The first is that when I tell people I am going to New Orleans for the first part of my break, no one asks me what I am going to be doing or why I am going. I was telling my acupunturist/chiropractor's wife this afternoon that I was going and her response was "Thank you for going down there to help for all of us" essentially. I'm realizing that even though it seems that the country has forgotton about the Gulf coast and the issues of poverty and the distruction that was caused by the storm, heightening the awareness of the poverty, most people remember the tragedy enough to know that if you are going down to New Orleans this holiday season, it is probably not to hear some blues or eat some Cajun home cooking.

However, that reflection brought me to another observation which actually makes me angry. I noticed this summer that certain "news" stations would have hours devoted to this missing girl in Aruba. These "news specials" continued for up to six months after she disappeared and I stumbled across one again the other day. However, it is hard to find images and news about New Orleans and the Gulf coast that was devastated less than three months ago in the newspaper or on any news channel. Occasionally they might have a two minute segment but it apparently is not as riviting as the search for a white girl who disappeared half a year ago in Aruba.

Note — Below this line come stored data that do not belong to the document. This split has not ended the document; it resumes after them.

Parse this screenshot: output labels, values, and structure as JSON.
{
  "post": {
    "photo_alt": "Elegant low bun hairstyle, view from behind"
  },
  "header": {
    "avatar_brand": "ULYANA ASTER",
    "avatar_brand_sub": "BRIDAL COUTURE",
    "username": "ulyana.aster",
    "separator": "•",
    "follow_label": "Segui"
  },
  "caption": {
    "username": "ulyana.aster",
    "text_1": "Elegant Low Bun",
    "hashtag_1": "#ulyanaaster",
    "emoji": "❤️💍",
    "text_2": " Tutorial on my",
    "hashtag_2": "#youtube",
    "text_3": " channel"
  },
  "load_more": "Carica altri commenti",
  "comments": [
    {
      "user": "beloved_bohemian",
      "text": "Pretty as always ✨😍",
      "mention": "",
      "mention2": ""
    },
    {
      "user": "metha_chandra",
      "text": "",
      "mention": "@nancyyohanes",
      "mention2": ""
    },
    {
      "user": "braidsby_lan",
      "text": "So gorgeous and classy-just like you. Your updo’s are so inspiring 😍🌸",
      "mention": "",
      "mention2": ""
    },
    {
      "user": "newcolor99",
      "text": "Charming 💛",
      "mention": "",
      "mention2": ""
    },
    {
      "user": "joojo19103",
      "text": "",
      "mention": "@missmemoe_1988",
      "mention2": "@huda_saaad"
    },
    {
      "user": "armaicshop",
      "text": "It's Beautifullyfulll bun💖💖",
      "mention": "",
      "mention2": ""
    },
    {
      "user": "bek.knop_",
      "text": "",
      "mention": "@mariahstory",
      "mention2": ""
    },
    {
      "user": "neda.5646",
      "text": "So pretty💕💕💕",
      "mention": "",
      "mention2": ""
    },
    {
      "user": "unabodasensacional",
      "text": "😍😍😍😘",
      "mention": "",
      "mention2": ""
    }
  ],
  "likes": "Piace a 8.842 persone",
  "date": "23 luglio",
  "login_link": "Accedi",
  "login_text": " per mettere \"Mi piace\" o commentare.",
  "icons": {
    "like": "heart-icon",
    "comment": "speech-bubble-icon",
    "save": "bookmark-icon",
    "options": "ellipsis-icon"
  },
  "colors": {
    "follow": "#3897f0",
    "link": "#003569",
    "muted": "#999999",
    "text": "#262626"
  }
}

Thousands of people lost their lives or disappeared in the hurricane tragedies but it is not enough for the mainstream media to devote valuable airtime.

So even though everyone knows what I'll be doing in New Orleans this Christmas, the things I experience and see will be hard to transfer to them because of how little is being shared with the world three months later. Our campus minister gave us a statistic the other day that out of the 450,000 people who evacuated fro New Orleans, only about 150,000 have returned. We will be cleaning out fridges that have been left since people evacuated. We will be clearing debris from houses and yard, coming into contact with the devastation of massive flooding, and doing the bare minimum in some cases to make the roof keep out the rain or the walls keep out the wind. But we have no idea really what is will look like or feel like because our news networks and media outlets have abandoned us. I am certainly planning on doing some online searches for information because I feel that may be the only place I can go to prepare myself mentally.

Keep the Gulf Coast in your thoughts and prayers. The hardships suffered in the South deserve more thought and attention by the whole nation. How can we even begin to help those outside our borders when we have so many in need on our doorsteps.

1 Comments:

Blogger Lidarose said...

Just in case you think nobody is writing about New Orleans anymore, there are still articles at least once a week in the Charlotte newspaper, and I happened across a Wall Street Journal the other day that had a long front page article about a fellow who is planning to go back and rebuild (at age 79!!) and the problems he faces, and his icy determination to overcome those obstacles.
But I hope you will keep writing about the situation, and I look forward to hearing about your first hand experience soon.